According to the United Nations (UN), Yemen is on the “brink of famine” and is amidst the worst humanitarian crisis in the world today. The World Food Programme (2016) states that 17 million Yemeni people are estimated to be food insecure. Around 7.3 million of this group are believed to be in need of emergency food assistance. In a seven-month period during 2016, the number of people food insecure increased by 3 million.
The Emergency Food Security and Nutrition Assessment’s preliminary results indicate that nutrition conditions and food security are deteriorating rapidly. Over two million children are malnourished, which is a 63% rise in one year. The UN Security Council recently held discussions over concerns with Yemen. They stated that one child dies every 10 minutes from preventable causes.
The Republic of Yemen was established in 1990 by the unification of the People’s Democratic Republic of Yemen (South Yemen) and the Yemen Arab Republic (North Yemen). However, the unification failed to produce stability and end tensions, as was intended. Fractional infighting began then and continues to today between the Houthi rebels and a coalition of Persian Gulf states.
The ongoing conflict and political instability that permeates Yemen has ultimately reduced food security. The state has been engulfed with internal displacement, increasing food prices and significant damage to infrastructure. An embargo that was implemented by the Saudi Arabia-led coalition has pushed the economy to a near standstill. The coalition’s ordering of airstrikes has caused more than ten thousand civilian deaths and further ruined the state’s infrastructure.
The agricultural economy is causing significant concern. The state’s capital, Sana’a, has plummeting water reserves and is likely to completely run out of water soon.
Some suggest that The United States (US) should become more actively involved in the crisis. However, the US are not sure how they can help. They will not use military action, as the worsening condition for people around Yemen has been primarily caused by the war. The US does not want to cause further damage to the infrastructure or food shortages.

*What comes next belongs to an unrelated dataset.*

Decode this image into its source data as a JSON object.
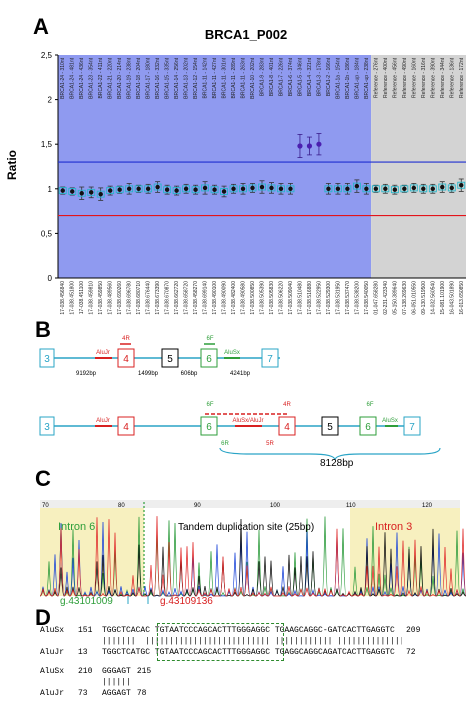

Financial aid has been used to great effect in helping with the food shortage. CARE international is a global confederation that continues to advocate for Yemen. Yemen is last on the UN’s development Index list ( a composite statistic measuring education, life expectancy and per capita income). The UN has asked for $2.07 billion in emergency relief for Yemen to help resolve the issue. So far $324.5 million has been given to Yemen from all around the world. The Australian government recently responded to these calls and pledged to donate ten million dollars. All in all, every dollar donated to Yemen is important in helping to alleviate the widespread hunger.